The evening also turned out to be an eye-opener for me.
I didn't realize the magnitude of the homeless problem among children and young adults in this area and across the state before talking to Children's Home Society of West Virginia officials at the fundraiser, which supports that dedicated organization.
I listened as Shelley Plauche, regional director of the Children's Home Society of W.Va. at 1717 St. Marys Ave., talked passionately about the problems faced by some young people.
For instance, I was told about a local teenager who was kicked out of her house by her parents when she became pregnant and ended up living in a pickup truck.
The Children's Home Society in Parkersburg became involved when it learned an 18-year-old male was living in a tent by a bridge because he had no other place to go.
A homeless person slept in front of the library at night after spending the day reading inside the library, Plauche said.
Plauche sees a big need for a transitional living program for homeless and runaway youth. The loss of federal funding for this program two years ago left the Children's Home Society relying on private donations and foundations to help these kids.
"Homeless kids are not as visible (as homeless older adults) in this area," Plauche said. These youngsters don't tend to congregate with the older homeless people at the local "tent city" along the river and other locations, she said.
The Children's Home Society will be conducting a SleepOut on Nov. 7, probably at City Park, to raise awareness and money to help homeless youth and young adults.
"We sleep out so the kids don't have to," Plauche said about the November fundraiser.
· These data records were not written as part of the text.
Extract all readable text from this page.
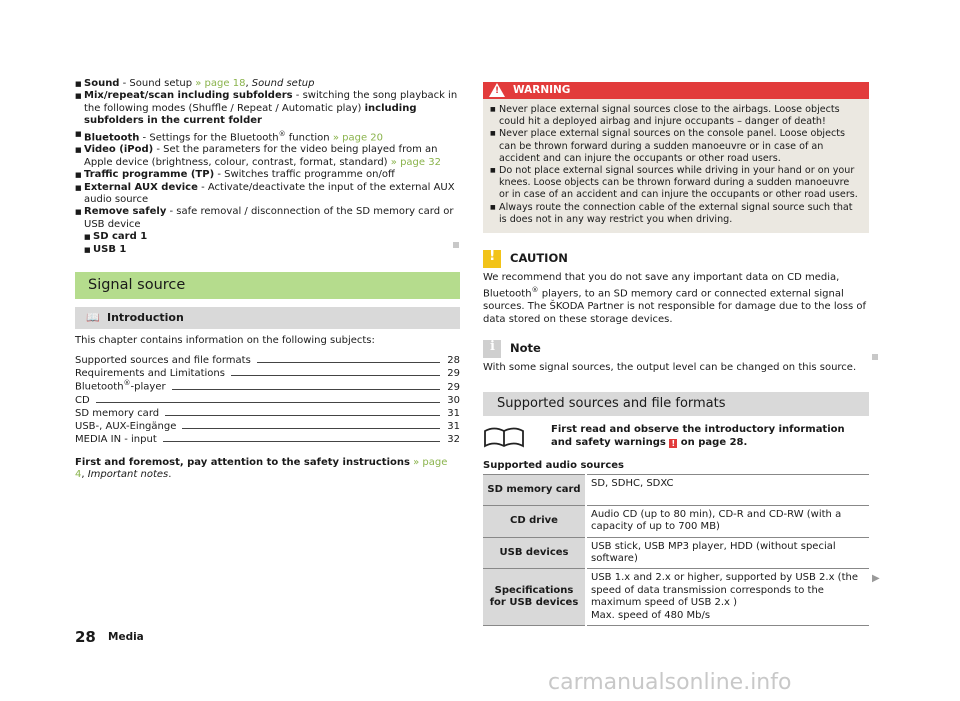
■ Sound - Sound setup » page 18, Sound setup

■ Mix/repeat/scan including subfolders - switching the song playback in the following modes (Shuffle / Repeat / Automatic play) including subfolders in the current folder

■ Bluetooth - Settings for the Bluetooth® function » page 20

■ Video (iPod) - Set the parameters for the video being played from an Apple device (brightness, colour, contrast, format, standard) » page 32

■ Traffic programme (TP) - Switches traffic programme on/off

■ External AUX device - Activate/deactivate the input of the external AUX audio source

■ Remove safely - safe removal / disconnection of the SD memory card or USB device

■ SD card 1

■ USB 1

Signal source
📖 Introduction
This chapter contains information on the following subjects:
Supported sources and file formats	28
Requirements and Limitations	29
Bluetooth®-player	29
CD	30
SD memory card	31
USB-, AUX-Eingänge	31
MEDIA IN - input	32
First and foremost, pay attention to the safety instructions » page 4, Important notes.
! WARNING

■ Never place external signal sources close to the airbags. Loose objects could hit a deployed airbag and injure occupants – danger of death!

■ Never place external signal sources on the console panel. Loose objects can be thrown forward during a sudden manoeuvre or in case of an accident and can injure the occupants or other road users.

■ Do not place external signal sources while driving in your hand or on your knees. Loose objects can be thrown forward during a sudden manoeuvre or in case of an accident and can injure the occupants or other road users.

■ Always route the connection cable of the external signal source such that is does not in any way restrict you when driving.

! CAUTION
We recommend that you do not save any important data on CD media, Bluetooth® players, to an SD memory card or connected external signal sources. The ŠKODA Partner is not responsible for damage due to the loss of data stored on these storage devices.
i Note
With some signal sources, the output level can be changed on this source.
Supported sources and file formats
First read and observe the introductory information and safety warnings ! on page 28.
Supported audio sources
SD memory card	SD, SDHC, SDXC
CD drive	Audio CD (up to 80 min), CD-R and CD-RW (with a capacity of up to 700 MB)
USB devices	USB stick, USB MP3 player, HDD (without special software)
Specifications for USB devices	USB 1.x and 2.x or higher, supported by USB 2.x (the speed of data transmission corresponds to the maximum speed of USB 2.x )
Max. speed of 480 Mb/s
▶
28 Media
carmanualsonline.info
Plauche would like for churches, businesses and civic organizations to become involved in addressing the homeless youth problem. She noted that United Bank in Parkersburg has been a big supporter of the Children's Home Society, including helping at Saturday's Shindig fundraiser.
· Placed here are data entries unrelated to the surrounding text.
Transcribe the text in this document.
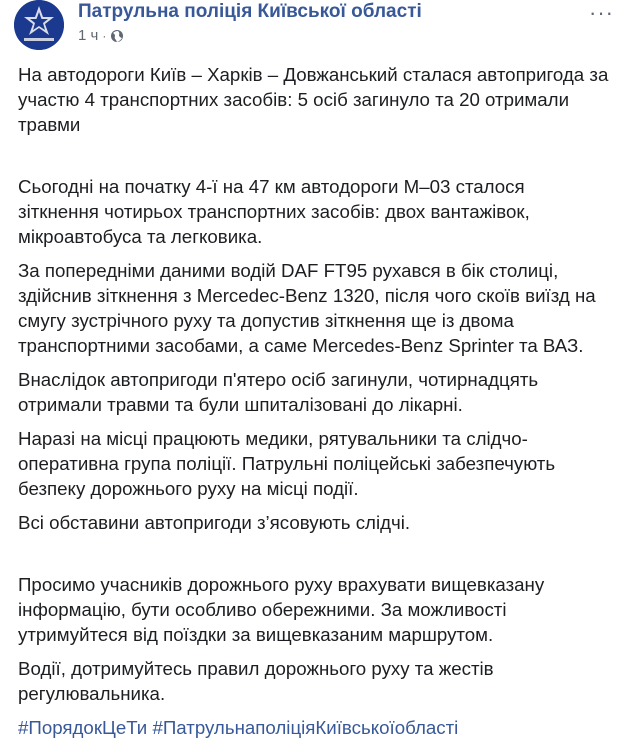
Патрульна поліція Київської області
1 ч ·
···

На автодороги Київ – Харків – Довжанський сталася автопригода за участю 4 транспортних засобів: 5 осіб загинуло та 20 отримали травми

Сьогодні на початку 4-ї на 47 км автодороги М–03 сталося зіткнення чотирьох транспортних засобів: двох вантажівок, мікроавтобуса та легковика.

За попередніми даними водій DAF FT95 рухався в бік столиці, здійснив зіткнення з Mercedec-Benz 1320, після чого скоїв виїзд на смугу зустрічного руху та допустив зіткнення ще із двома транспортними засобами, а саме Mercedes-Benz Sprinter та ВАЗ.

Внаслідок автопригоди п'ятеро осіб загинули, чотирнадцять отримали травми та були шпиталізовані до лікарні.

Наразі на місці працюють медики, рятувальники та слідчо-оперативна група поліції. Патрульні поліцейські забезпечують безпеку дорожнього руху на місці події.

Всі обставини автопригоди з’ясовують слідчі.

Просимо учасників дорожнього руху врахувати вищевказану інформацію, бути особливо обережними. За можливості утримуйтеся від поїздки за вищевказаним маршрутом.

Водії, дотримуйтесь правил дорожнього руху та жестів регулювальника.

#ПорядокЦеТи #ПатрульнаполіціяКиївськоїобласті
Besides needing money to provide housing for homeless teens, the Children's Home Society welcomes donations of non-perishable food items, blankets, coats and personal hygiene products.
The CHS tries to find a "safe" relative or foster home for the homeless young people.
The transition from youth to adulthood can be difficult for 18-year-olds who don't have support or guidance at home, Plauche said.
"When they turn 18, some have nowhere to go and no social or life skills" to rely on, she added.
Ben Parks is hoping for a large turnout at the sixth annual Parkersburg High School multi-class reunion at 6:30 p.m. July 19 at Dils Riverfront Park in Vienna. Parks, event organizer from the PHS Class of 1982, lives in Solomons, Md. All PHS alumni 21 and older, current and former PHS faculty members and PHS supporters are invited to attend, said Parks. Besides the food and drink, Tracy Allen (PHS Class of 1992) will be playing the guitar and singing at the outdoor reunion along the Ohio River. Any proceeds, after costs are paid, will be donated to a PHS graduate or a graduate's family member who is battling cancer, Parks said. For more information contact Parks at 304-488-9882 or email firstname.lastname@example.org.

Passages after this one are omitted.